|
Palangkaraya
Karyawan Pabrik Plywood Demo ke Kantor Gubernur
12 Januari 2004
TEMPO Interaktif, Palangkaraya: Sekitar tiga ratus lima puluh karyawan perusahaan PT Hutan Domas Raya unjuk rasa di depan kantor Gubernur dan DPRD Kalimantan Tengah, Senin (12/1). PT Hutan adalah perusahaan plywood yang berada di tepian Sungai Kahayan, Kabupaten Pulang Pisau.
Mereka menuntut agar pihak manajemen segera menulansi sisa gaji sekitar 954 karyawan yang belum
dibayar selama 6 bulan. Mereka meminta pembayaran dilakukan dalam minggu-minggu ini.
Menurut Surya Arman, 37 tahun, sejak perusahaan menggantung gaji mereka selama enam bulan ini, mereka terpaksa bekerja sebagai buruh bangunan untuk bisa bertahan hidup. "Kalau tidak begitu istri dan dua anak saya
makan apa? Apalagi sekarang ini rumah kontrakkan kami sudah habis masa kontaknya dan kami tidak mampu
membayarnya lagi," kata warga Desa Basarang, Kabupaten Pulang Pisau ini.
Apalagi, menurut karyawan yang bekerja di bagian penyortiran kayu ini, selain gaji yang belum dibayar pihak perusahaan juga belum membayar Asuransi Jamsostek. "Kami juga mendengar bahwa perusahaan melakukan PHK terhadap kami sejak Nopember tahun lalu (2003) tapi secara diam-diam, untuk mengurangi beban uang tunggu mereka terhadap karyawan."
Unjuk rasa damai ratusan karyawan yang berasal Desa Basarang , Kabupaten Pulang Pisau ini dimulai sejak pukul 09.00 WIB. Dalam orasinya para karyawan menuntut agar segera menyelesaikan tunggakan upah mereka yang belum dibayar pihak perusahaan terhitung dari bulan Juli 2003 sampai Desember 2003.

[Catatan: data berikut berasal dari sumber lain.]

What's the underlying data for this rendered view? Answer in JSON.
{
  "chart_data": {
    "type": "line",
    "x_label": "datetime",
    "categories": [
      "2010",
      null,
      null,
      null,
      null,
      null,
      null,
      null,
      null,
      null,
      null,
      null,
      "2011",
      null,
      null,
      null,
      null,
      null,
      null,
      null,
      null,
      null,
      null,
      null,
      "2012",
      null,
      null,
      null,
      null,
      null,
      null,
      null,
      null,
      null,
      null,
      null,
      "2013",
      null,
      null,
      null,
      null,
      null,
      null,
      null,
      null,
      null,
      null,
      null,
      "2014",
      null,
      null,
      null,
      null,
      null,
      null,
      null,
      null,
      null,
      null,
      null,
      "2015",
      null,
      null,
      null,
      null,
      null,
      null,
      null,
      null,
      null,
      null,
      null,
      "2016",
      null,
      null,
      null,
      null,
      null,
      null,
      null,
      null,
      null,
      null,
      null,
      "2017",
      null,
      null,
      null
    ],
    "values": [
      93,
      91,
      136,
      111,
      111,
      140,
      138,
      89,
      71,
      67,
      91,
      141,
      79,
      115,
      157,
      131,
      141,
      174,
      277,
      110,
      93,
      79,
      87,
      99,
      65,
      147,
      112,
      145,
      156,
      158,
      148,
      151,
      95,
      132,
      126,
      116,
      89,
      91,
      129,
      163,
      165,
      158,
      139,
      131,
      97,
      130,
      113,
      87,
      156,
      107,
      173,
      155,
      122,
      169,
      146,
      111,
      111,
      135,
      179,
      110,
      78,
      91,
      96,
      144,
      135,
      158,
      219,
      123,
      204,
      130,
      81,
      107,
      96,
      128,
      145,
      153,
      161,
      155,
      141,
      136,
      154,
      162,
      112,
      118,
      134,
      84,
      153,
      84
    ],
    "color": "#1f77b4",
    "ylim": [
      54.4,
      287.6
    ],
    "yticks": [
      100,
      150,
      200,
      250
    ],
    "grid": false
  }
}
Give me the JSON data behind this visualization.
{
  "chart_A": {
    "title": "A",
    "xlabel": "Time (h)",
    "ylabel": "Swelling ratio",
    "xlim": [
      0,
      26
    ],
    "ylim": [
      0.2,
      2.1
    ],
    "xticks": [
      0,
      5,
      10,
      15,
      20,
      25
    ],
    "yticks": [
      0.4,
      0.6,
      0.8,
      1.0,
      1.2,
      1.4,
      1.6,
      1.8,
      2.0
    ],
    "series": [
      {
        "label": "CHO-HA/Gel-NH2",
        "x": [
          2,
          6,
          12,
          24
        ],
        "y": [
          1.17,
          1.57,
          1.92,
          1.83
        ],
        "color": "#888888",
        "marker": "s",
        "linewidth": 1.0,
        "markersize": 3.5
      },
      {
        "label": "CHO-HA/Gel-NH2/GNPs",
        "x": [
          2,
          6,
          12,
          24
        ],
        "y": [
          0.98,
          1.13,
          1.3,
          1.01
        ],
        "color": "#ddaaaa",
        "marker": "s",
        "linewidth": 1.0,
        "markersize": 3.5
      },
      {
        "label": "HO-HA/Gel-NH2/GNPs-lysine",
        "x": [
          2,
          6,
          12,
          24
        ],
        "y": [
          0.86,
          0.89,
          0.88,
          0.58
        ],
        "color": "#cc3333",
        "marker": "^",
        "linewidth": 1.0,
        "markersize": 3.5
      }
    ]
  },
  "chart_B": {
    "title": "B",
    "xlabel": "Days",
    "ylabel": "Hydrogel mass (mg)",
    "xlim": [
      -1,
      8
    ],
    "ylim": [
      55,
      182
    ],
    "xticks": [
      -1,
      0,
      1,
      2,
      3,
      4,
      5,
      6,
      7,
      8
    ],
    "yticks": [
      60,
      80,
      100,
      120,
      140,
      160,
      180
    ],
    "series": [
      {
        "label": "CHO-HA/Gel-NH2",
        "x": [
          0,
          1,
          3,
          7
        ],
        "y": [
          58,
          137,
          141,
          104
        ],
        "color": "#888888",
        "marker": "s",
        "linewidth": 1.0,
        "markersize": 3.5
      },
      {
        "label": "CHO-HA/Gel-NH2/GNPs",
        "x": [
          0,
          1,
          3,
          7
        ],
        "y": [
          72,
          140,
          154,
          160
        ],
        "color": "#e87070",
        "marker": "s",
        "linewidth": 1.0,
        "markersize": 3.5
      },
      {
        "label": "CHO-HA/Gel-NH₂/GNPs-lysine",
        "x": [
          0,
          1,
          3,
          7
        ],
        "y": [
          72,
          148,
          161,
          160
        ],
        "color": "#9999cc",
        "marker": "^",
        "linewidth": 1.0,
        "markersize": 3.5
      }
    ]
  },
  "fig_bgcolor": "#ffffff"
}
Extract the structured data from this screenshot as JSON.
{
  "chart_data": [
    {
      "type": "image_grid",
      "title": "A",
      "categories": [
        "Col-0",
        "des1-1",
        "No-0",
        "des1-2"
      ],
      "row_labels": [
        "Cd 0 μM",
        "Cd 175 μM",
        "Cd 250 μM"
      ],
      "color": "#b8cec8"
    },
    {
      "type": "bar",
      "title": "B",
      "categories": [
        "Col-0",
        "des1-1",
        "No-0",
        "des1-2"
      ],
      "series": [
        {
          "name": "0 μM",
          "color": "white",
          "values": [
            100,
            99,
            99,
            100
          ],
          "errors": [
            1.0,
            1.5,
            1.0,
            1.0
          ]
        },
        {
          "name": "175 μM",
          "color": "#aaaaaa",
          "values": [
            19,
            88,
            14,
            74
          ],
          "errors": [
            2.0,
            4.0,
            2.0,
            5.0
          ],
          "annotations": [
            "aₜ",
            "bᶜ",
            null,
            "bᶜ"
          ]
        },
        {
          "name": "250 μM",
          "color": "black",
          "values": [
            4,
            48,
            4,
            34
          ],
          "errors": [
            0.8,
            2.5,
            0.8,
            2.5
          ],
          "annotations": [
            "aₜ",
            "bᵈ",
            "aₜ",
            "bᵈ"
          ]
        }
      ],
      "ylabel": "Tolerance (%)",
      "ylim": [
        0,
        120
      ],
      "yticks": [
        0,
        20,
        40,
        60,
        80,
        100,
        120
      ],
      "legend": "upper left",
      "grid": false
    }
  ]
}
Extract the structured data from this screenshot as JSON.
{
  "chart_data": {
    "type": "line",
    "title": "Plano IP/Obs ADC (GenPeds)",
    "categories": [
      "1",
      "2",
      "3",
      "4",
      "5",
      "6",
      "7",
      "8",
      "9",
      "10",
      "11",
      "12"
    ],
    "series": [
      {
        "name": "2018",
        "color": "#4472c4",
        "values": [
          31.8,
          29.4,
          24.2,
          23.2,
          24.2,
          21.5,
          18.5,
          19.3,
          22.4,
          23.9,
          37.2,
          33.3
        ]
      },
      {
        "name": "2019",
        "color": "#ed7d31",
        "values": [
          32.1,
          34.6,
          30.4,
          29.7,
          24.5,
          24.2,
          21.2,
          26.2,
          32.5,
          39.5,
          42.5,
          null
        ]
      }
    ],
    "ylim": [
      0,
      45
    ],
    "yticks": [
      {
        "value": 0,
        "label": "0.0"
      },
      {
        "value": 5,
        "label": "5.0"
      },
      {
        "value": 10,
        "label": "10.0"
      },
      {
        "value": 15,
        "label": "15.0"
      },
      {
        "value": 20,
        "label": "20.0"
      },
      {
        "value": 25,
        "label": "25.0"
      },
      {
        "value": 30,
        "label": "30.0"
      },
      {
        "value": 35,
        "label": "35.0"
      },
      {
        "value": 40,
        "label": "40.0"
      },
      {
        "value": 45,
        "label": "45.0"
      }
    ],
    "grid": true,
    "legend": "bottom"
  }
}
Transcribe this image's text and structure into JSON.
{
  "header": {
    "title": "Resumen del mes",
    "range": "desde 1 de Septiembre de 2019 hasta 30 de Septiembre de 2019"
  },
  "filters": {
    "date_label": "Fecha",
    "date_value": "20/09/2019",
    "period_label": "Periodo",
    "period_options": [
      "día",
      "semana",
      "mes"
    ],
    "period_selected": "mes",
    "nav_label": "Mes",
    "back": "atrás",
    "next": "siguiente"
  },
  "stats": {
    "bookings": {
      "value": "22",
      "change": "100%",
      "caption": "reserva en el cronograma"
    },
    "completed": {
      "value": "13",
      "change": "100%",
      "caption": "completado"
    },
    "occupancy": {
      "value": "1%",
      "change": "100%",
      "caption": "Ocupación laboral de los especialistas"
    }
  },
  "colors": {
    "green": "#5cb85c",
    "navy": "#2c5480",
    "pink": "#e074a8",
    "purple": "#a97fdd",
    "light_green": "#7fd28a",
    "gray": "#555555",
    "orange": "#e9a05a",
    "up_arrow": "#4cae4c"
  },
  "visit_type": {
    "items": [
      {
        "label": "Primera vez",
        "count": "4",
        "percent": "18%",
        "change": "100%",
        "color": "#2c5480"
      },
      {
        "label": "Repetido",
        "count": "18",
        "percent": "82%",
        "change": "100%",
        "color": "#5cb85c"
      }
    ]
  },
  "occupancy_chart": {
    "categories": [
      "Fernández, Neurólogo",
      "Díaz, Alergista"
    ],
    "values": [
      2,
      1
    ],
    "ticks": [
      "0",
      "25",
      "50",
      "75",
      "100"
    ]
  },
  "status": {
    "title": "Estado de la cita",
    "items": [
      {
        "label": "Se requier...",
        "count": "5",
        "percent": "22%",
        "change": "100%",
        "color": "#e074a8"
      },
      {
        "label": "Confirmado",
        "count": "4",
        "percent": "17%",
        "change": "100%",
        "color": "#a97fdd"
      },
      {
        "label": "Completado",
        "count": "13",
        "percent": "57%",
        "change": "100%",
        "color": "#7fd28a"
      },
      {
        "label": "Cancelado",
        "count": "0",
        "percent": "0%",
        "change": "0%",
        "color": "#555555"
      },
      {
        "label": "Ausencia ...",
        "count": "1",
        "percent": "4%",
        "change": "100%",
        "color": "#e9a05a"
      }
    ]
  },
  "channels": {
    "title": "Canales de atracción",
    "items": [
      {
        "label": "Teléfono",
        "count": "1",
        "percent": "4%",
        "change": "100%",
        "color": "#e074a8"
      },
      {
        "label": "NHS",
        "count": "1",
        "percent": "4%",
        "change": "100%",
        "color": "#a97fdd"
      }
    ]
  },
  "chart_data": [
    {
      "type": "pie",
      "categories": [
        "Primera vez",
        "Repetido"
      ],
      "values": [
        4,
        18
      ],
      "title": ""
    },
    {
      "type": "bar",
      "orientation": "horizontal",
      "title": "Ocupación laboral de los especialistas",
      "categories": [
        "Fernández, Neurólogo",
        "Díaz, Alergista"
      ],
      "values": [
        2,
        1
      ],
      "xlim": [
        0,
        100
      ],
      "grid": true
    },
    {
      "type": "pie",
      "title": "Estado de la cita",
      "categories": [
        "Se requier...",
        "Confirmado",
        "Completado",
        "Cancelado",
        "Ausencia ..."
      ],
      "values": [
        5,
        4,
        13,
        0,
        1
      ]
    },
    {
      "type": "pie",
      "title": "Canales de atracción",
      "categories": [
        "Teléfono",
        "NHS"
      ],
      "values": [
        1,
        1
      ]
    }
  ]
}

Perwakilan pengunjuk rasa yang dipimpin oleh mantan Konsultan PT Hutan, Amran, diterima Wakil Gubernur Kalimantan Tengah, Nahson Taway, Walikota Palangkaraya Tuah Pahoe dan Kepala Dinas Kehutanan
Basuniansyah.Dalam pertemuan tertutup itu, Wakil Gubernur mengontak pemilik PT Hutan, Ny. Sofia Kolumpis yang mengaku masih berada di Singapura.
Dalam pembicaraan itu pemilik PT. HDR berjanji akan segera membayarkan sisa tunggakan gaji karyawan pada awal Febuari 2004 mendatang, Namun perwakilan pengunjuk rasa menolak. Mereka tetap meminta agar perusahaan segera membayarnya dalam waktu 1-2 hari ini.
Ketika ditanyai wartawan usai pertemuan, Amran, yang juga pimpinan unjuk rasa mengatakan, dalam pertemuan itu
belum ada putusan kongkret. "Namun pihak perusahaan berjanji akan membayarkan pada awal Februari mendartang. Itu janji mereka sendiri saat ditelpon Pak Nahson," kata Amran.
Akhrinya setelah diberi pengertian pihak pengunjuk rasa mau mengerti dan mereka melanjutkan aksinya ke gedung DPRD Kalteng. Mereka diterima Ketua DPRD Kalteng, H.A.S. Fawzi dan Wakilnya, Rinco Norkim. Menurut Fawzi, ada tiga langkah yang akan ditempuh Dewan untuk menyelesaikan masalah ini.
DPRD, kata Fawzi, akan segera menyurati direksi PT Hutan soal tuntutan karyawan dan mendesak agar yang bersangkutan memenuhi tuntutan itu. Solusi kedua, yakni dengan mengirimkan surat pemanggilan untuk datang ke Palangkaya agar ada dialog satu meja antara pengusaha dan karyawan, yang dimediasi DPRD.
Bila panggilan pertama tidak digubris kami layangkan surat panggilan kedua yang isinya paksaan agar pihak pengusaha segera datang. Namun bila hal itu juga tidak diindahkan, kata Fawzi, pihaknya akan melaporkan kepada polisi.